一色ならではの風情 今も

大宝橋。


 三河湾に臨む西尾市一色町は、古くから漁業が盛んで、海運業者も多かった。一色漁港の漁獲高は県下でもトップクラスで、魚の種類も多い。海老せんべい、うなぎの生産高も日本一を誇っている。平地を生かした園芸も盛んで、カーネーションの出荷も日本一に。
 かつては、名鉄三河線が走り、三河一色駅前周辺から本町にかけて、店が集まり、人々が行き交った。寺津地区の人たちもこの道を通って、吉良へ向かった。
 名鉄三河線の廃線(H16年、碧南―吉良吉田)もあり、今は駅前もさびしくなった。本町通りも店は少なくなった。往時を思い出しながら、町を歩いてみた。が、今も一色ならではの風情がある。町の人々には穏やかで、勤勉な人柄が息づいていた。

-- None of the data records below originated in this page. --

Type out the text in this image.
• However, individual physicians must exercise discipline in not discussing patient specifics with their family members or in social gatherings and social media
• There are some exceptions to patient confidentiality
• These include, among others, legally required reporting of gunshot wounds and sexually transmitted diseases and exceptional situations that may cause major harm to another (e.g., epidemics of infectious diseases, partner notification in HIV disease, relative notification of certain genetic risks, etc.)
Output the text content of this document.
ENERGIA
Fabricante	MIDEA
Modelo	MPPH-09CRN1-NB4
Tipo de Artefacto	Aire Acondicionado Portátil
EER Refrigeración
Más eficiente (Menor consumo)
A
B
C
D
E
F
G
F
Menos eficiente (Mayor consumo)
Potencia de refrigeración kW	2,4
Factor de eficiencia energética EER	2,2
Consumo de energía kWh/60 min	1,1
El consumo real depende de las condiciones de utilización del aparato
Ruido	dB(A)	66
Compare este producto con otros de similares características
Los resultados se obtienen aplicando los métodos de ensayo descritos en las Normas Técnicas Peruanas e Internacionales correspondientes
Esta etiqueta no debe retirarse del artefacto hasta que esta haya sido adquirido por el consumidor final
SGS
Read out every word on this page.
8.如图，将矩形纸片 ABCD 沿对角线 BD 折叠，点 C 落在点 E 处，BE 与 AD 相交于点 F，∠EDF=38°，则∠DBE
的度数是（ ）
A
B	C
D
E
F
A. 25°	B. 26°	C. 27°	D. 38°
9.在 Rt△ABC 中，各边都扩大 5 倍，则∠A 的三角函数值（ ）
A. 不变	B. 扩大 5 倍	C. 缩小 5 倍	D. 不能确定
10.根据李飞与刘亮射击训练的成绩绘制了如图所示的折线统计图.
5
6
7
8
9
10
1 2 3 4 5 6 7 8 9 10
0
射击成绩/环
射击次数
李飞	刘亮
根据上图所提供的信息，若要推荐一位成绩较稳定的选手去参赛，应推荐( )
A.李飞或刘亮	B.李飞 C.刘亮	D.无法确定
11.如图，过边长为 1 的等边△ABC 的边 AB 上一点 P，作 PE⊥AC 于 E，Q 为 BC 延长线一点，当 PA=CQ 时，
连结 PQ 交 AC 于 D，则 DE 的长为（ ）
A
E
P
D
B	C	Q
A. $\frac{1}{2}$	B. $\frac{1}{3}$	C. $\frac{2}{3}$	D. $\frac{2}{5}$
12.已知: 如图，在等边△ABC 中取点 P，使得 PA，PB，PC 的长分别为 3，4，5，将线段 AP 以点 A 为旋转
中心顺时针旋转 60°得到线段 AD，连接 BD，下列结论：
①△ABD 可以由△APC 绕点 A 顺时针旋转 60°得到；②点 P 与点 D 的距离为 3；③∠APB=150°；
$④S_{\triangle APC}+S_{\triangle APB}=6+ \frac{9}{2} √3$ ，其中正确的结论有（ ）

「学びの館」は図書館、歴史民俗資料館の機能を持つ。ここには「大提灯まつり」の巨大な提灯のレプリカが展示されている。驚くほど大きい。(❶)

一色保育園に立つ牧野尭の銅像。牧野は一色町出身の関信三の保育論に共感し、同保育園を設立した。(❷)




呉服の大黒屋は、現在の店主、山田悦弘さんが4代目。創業から187年になる。当初は万(よろず)扱いをしており、西尾城への出入りを許された商人だった。本町通りにあった店から、15年前に現地に新築移転。外観は大正時代の店構えにした。今は洋服も販売している。(❸)


一色といえば、海老せんべい。和風の店構えに惹かれて店内へ。昭和元年創業という犬塚商店。製造・卸しで始めたが、今は販売も。「うちはみな手焼き。他にはないよ」と、ご主人の犬塚政宏さん。本来の懐かしい味がする。(❹)

本町通りにある鈴木書店は、大嶋信吾さん、宏美さん夫妻が営む、かわいい本屋さん。店内には絵本や童話、新刊や郷土出身の茨木のり子の詩集などが並ぶが、今は外商が中心で、本をお届けしている。以前は焼物のお店だったところで、和室もあり、和風の佇まいに、ほっとして、くつろぐ人も多い。(月~金曜15:00~20:00、土曜10:00~19:00、日祝定休(❻)




江戸末期、元治年間の創業という和菓子の半田屋。5代目になる鈴木貴博さんは一級和菓子製造技能士。おなじみの一色の大提灯をかたちにした「大提灯もなか」は3年ごとに開かれる全国菓子大博覧会で、国務大臣賞を、「大提灯おこし」は審査総長賞を受賞している。他にも一色町のカーネーションをイメージした焼き菓子「花・一色」、「うなぎボーロ」など、こだわりの郷土銘菓が評判。お菓子は左から、大提灯もなか・おこし、花・一色、うなぎボーロ。(❺)



明治27年創業の金茗堂茶舗は、今も手挽きで、量り売りしてくれる。ご主人の石川泰好さんのアドバイスを受け、抹茶を自ら点ててみる。「おいしい!」。お茶は、本来のまじりけのない自然の味を大切に提供。茶碗も地元作家のものを含め、数多く揃えている。(❼)



安休寺。明治5年に、パリからイギリスへ。帰国後、東京女子師範学校(お茶の水大学の前身)の英語教官に。西欧の幼児教育を日本に紹介し、日本で最初の幼稚園経営に当った関信三は、このお寺で生れた。兄の雲英晃耀師は高倉大学寮二十世講師(大谷大学長に当る)に就いた学僧。西条(西尾)城主四代目、吉良満義とその次男、一色有義父子の墓(下)もある。(❽)


本町通り。今も写真館、肉屋、菓子店、化粧品店などが営業している。

間浜橋。橋の左の家は石原商店。明治38年の創業で、県下で初めて養鰻を始めた。縮小はしたものの、今も養鰻業を営んでいる。(❾)

安休寺から北へ500m程のところに、養林寺がある。後醍醐天皇の近臣だったが、のち出家した藤原藤房の墓所がある。

大提灯まつりの行われる諏訪神社で。